Water F. Otto's Dionysus: Myth and Cult is a difficult but extremely rewarding study not only of the god Dionysus but of myth and cult as well. The book is divided into two parts. The first looks at the meaning of myth and cult and their relationship, the second attempts to arrive at the essential characteristic of Dionysus. By no means should you skip the first part. In it Otto lays the groundwork for his penetrating analysis of the god. It is a scintillatingly brilliant and illuminatingly original exposition of the meaning and origins of myth and cult. Anyone interested in Greek religion or for that matter liturgy alone, should read it. Although written over forty years ago it will still challenge and startle. Otto is gifted with a poetic depth of perception and gnomic expressiveness worthy almost of Heraclitus. For example at one point he states: "The more alive this life becomes, the nearer death draws, until the supreme moment-the enchanted moment when something new is created-when death and life meet in an embrace of mad ecstasy."

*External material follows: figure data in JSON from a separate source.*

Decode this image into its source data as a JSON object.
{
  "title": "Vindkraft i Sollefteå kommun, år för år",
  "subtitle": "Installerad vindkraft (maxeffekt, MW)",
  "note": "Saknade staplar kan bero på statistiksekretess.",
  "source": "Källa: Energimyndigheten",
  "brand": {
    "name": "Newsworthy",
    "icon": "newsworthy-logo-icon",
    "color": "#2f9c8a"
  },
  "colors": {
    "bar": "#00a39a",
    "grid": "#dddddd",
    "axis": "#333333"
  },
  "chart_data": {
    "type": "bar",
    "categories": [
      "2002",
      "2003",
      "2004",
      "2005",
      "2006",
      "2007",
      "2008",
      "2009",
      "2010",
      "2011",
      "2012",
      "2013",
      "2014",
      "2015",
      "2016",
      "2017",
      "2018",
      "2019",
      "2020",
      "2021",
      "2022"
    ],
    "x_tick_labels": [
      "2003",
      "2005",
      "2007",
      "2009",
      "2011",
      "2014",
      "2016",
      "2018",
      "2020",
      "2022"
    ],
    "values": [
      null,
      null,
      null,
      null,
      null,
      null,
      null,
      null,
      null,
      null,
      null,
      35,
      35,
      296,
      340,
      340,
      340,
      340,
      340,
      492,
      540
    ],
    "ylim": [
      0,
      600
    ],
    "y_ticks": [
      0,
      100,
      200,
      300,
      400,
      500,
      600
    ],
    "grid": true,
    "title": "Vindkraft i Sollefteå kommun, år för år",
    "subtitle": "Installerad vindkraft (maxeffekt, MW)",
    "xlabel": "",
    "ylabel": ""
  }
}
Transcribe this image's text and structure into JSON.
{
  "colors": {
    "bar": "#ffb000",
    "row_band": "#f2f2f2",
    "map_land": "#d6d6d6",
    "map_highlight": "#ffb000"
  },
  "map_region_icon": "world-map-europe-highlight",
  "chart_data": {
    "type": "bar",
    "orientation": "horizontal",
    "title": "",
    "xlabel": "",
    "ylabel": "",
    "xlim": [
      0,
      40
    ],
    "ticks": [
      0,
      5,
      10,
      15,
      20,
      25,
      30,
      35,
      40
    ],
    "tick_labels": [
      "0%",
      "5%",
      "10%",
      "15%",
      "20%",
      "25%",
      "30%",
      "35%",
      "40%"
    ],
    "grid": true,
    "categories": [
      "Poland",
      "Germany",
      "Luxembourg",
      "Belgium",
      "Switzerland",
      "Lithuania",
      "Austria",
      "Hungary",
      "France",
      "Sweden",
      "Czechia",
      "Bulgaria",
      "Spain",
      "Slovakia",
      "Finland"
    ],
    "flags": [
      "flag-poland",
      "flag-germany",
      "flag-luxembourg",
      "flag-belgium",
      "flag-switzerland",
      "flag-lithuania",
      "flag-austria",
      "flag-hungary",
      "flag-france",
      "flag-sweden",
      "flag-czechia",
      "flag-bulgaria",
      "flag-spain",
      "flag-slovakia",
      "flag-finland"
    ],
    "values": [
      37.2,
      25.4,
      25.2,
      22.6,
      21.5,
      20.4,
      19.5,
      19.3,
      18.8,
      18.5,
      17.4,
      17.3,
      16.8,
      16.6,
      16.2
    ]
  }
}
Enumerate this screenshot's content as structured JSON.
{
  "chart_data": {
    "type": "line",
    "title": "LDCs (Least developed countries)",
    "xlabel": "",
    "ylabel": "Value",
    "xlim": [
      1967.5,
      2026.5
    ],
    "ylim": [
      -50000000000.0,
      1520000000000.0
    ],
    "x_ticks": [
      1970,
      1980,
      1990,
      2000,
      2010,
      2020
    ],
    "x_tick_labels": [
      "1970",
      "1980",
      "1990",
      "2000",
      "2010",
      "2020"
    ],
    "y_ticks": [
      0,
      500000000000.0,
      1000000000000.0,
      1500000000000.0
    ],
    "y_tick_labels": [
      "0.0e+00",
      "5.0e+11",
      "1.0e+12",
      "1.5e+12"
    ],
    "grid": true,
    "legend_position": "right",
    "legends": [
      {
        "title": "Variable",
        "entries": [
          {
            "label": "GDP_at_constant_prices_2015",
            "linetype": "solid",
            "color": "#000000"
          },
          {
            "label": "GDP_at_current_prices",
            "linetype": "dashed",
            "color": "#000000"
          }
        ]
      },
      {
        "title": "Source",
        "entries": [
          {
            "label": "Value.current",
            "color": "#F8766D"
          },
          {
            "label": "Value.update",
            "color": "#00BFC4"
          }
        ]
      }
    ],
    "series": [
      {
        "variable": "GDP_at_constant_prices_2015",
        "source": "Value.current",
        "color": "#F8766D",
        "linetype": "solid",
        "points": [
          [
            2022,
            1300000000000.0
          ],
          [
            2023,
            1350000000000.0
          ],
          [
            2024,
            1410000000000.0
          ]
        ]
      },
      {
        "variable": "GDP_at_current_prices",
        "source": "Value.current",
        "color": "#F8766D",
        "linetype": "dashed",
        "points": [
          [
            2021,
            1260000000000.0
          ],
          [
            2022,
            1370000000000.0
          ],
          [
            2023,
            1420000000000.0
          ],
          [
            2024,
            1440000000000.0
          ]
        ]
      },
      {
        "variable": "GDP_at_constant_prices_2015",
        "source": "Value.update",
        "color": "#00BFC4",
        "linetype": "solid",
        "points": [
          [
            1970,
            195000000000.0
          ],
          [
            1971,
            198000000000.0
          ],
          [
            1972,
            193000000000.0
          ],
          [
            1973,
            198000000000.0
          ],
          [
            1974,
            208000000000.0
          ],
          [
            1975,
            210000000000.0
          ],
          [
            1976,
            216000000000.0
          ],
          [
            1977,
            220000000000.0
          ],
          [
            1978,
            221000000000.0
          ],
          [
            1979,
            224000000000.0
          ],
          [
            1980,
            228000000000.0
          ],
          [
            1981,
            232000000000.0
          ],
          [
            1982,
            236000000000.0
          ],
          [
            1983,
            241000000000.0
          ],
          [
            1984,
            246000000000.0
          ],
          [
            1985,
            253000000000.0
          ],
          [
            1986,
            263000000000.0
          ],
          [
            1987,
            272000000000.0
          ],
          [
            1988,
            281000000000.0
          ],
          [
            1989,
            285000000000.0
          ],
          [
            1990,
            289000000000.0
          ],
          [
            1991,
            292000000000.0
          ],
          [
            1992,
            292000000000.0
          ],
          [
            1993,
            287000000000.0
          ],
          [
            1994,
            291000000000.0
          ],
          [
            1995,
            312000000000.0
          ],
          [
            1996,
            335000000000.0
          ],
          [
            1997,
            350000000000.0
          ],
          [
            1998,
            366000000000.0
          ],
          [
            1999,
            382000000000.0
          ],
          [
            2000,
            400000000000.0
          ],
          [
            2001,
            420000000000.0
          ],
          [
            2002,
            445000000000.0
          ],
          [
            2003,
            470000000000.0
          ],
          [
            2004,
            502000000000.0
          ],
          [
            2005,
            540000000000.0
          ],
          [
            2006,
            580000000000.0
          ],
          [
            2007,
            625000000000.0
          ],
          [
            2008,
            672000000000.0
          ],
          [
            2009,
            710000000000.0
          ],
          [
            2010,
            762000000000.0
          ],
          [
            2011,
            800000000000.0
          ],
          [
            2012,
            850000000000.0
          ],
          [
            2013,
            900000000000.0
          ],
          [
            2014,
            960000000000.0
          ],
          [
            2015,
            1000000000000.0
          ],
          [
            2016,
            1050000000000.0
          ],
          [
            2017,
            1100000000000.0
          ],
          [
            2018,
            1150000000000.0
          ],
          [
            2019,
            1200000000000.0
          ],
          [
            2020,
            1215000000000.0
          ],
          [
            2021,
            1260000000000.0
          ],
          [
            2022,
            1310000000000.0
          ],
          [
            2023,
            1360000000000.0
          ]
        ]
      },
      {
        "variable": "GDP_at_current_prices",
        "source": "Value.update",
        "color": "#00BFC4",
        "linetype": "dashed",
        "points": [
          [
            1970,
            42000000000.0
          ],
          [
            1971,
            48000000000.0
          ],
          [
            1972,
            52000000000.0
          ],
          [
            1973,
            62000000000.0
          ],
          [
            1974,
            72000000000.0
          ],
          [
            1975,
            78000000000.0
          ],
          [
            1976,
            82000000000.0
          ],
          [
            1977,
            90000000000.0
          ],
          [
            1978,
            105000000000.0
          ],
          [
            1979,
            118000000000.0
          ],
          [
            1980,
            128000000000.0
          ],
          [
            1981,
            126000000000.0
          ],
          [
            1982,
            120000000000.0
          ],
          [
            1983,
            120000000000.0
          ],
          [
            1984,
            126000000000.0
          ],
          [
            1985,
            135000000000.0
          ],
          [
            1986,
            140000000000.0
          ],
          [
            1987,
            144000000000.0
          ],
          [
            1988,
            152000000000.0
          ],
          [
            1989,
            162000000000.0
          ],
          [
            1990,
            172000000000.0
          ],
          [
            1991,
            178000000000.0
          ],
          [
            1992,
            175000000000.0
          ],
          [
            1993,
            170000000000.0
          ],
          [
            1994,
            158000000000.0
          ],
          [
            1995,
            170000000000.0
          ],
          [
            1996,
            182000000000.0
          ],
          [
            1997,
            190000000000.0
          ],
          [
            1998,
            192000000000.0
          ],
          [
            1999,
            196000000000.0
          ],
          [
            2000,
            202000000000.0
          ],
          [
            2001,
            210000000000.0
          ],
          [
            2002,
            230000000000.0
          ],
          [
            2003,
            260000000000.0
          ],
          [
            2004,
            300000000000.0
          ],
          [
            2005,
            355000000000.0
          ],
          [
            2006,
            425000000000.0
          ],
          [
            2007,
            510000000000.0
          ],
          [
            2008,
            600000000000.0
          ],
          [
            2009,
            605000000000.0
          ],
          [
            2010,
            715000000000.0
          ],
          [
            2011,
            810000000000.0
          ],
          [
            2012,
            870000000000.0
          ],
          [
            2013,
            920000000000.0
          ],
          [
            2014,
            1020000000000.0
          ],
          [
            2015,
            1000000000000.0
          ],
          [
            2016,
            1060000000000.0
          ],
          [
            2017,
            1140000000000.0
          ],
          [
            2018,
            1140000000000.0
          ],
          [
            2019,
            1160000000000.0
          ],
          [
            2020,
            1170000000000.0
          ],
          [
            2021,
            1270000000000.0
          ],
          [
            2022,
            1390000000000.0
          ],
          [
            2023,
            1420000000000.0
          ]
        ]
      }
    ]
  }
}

Otto holds that "The true visage of every true god is the visage of a world." In the second part he sets about discovering the form or visage of Dionysus. This he brilliantly lays out in chapters dealing with every aspect of the god. Chapters include: The Vine, The Somber Madness, Dionysus and the Element of Moisture, Dionysus and the Women, and Dionysus and Apollo. I will not attempt to recount his conclusions. Get the book and read them in Otto's lapidary language. Don't be put off from reading this book if you don't know Greek. While there are a fair number of untransliterated words, you can understand the meaning of the sentences from the context. However, be aware that this is not "lite" reading but a serious study that requires and will repay thought. The book itself is a handsome, sturdy paperback with glued signatures.
The author brings the immediate experience of Dionysus to the reader. In the first part, a general context is laid out. In the second, the stories of Dionysus are told, of a living presence. This immediacy makes the essay both powerful and compelling.